Smith & Nephew, Europe's largest maker of artificial joints, posted a 5 percent drop in underlying trading profit on Thursday, after some U.S. patients pulled their procedures into the previous quarter. The company posted trading profit of $229 million on revenue of $1.07 billion, up 1 percent on an underlying basis, both narrowly missing average analyst forecasts.Chief Executive Olivier Bohuon said the group remained confident in its 2014 outlook as it roll-outs new products and sees an increasing contribution from acquisitions.Smith & Nephew faces a stronger competitor in Zimmer Holdings Inc, which agreed to purchase rival Biomet Inc last week for more than $13 billion.The deal makes it the second-ranking orthopaedics company behind Johnson & Johnson. Smith & Nephew will be fourth, trailing Stryker.
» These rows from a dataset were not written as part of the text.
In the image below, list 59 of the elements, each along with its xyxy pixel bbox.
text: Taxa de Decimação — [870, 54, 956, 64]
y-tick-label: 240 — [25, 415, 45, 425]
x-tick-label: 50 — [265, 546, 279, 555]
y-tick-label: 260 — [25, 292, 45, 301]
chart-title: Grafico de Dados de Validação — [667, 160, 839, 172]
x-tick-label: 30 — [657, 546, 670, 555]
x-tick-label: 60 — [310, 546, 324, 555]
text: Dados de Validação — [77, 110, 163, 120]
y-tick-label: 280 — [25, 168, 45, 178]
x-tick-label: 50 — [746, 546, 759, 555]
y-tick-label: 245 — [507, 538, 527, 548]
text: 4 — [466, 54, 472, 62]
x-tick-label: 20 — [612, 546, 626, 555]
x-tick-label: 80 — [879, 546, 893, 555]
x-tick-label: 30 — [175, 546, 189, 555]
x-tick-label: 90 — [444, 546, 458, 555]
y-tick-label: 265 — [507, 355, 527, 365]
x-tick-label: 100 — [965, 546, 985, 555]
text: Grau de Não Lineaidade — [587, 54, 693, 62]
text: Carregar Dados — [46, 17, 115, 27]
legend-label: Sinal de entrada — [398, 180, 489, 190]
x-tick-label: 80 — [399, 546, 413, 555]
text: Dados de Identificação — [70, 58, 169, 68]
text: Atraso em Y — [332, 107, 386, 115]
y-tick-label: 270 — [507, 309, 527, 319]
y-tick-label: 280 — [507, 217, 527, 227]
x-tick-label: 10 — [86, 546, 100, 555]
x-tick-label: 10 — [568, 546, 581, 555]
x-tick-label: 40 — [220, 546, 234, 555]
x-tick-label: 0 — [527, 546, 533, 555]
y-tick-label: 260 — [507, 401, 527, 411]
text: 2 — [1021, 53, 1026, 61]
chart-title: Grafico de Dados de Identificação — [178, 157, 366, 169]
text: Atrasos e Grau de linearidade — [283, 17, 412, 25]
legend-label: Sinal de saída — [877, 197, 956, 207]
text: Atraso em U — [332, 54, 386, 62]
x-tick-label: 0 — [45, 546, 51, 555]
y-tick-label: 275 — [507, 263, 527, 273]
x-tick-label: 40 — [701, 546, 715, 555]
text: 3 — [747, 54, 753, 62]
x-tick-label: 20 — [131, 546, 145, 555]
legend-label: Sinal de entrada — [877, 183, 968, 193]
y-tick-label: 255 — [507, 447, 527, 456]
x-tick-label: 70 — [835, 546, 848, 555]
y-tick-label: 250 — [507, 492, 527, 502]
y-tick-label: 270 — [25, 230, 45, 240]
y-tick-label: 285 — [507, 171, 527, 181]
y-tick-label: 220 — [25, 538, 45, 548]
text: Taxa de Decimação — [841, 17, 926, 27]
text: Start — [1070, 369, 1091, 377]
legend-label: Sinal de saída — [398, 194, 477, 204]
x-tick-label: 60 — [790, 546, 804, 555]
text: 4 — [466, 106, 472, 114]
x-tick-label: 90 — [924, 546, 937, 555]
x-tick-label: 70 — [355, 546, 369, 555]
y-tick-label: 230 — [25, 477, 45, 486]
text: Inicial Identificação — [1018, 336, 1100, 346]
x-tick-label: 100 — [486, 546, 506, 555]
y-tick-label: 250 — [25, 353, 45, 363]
Johnson & Johnson is a holding company. The Company is engaged in the research and development, manufacture and sale of a broad range of products in the health care field. Shares of JNJ traded higher by 0.26% or $0.26/share to $101.29. In the past year, the shares have traded as low as $82.12 and as high as $101.98. On average, 8586910 shares of JNJ exchange hands on a given day and today's volume is recorded at 8519913.
Zimmer Holdings, Inc. (Zimmer) designs, develops, manufactures and markets orthopaedic reconstructive, spinal and trauma devices, biologics, dental implants and related surgical products. Shares of ZMH fell by 1.13% or $-1.11/share to $96.80. In the past year, the shares have traded as low as $74.55 and as high as $108.33. On average, 1475550 shares of ZMH exchange hands on a given day and today's volume is recorded at 1917355.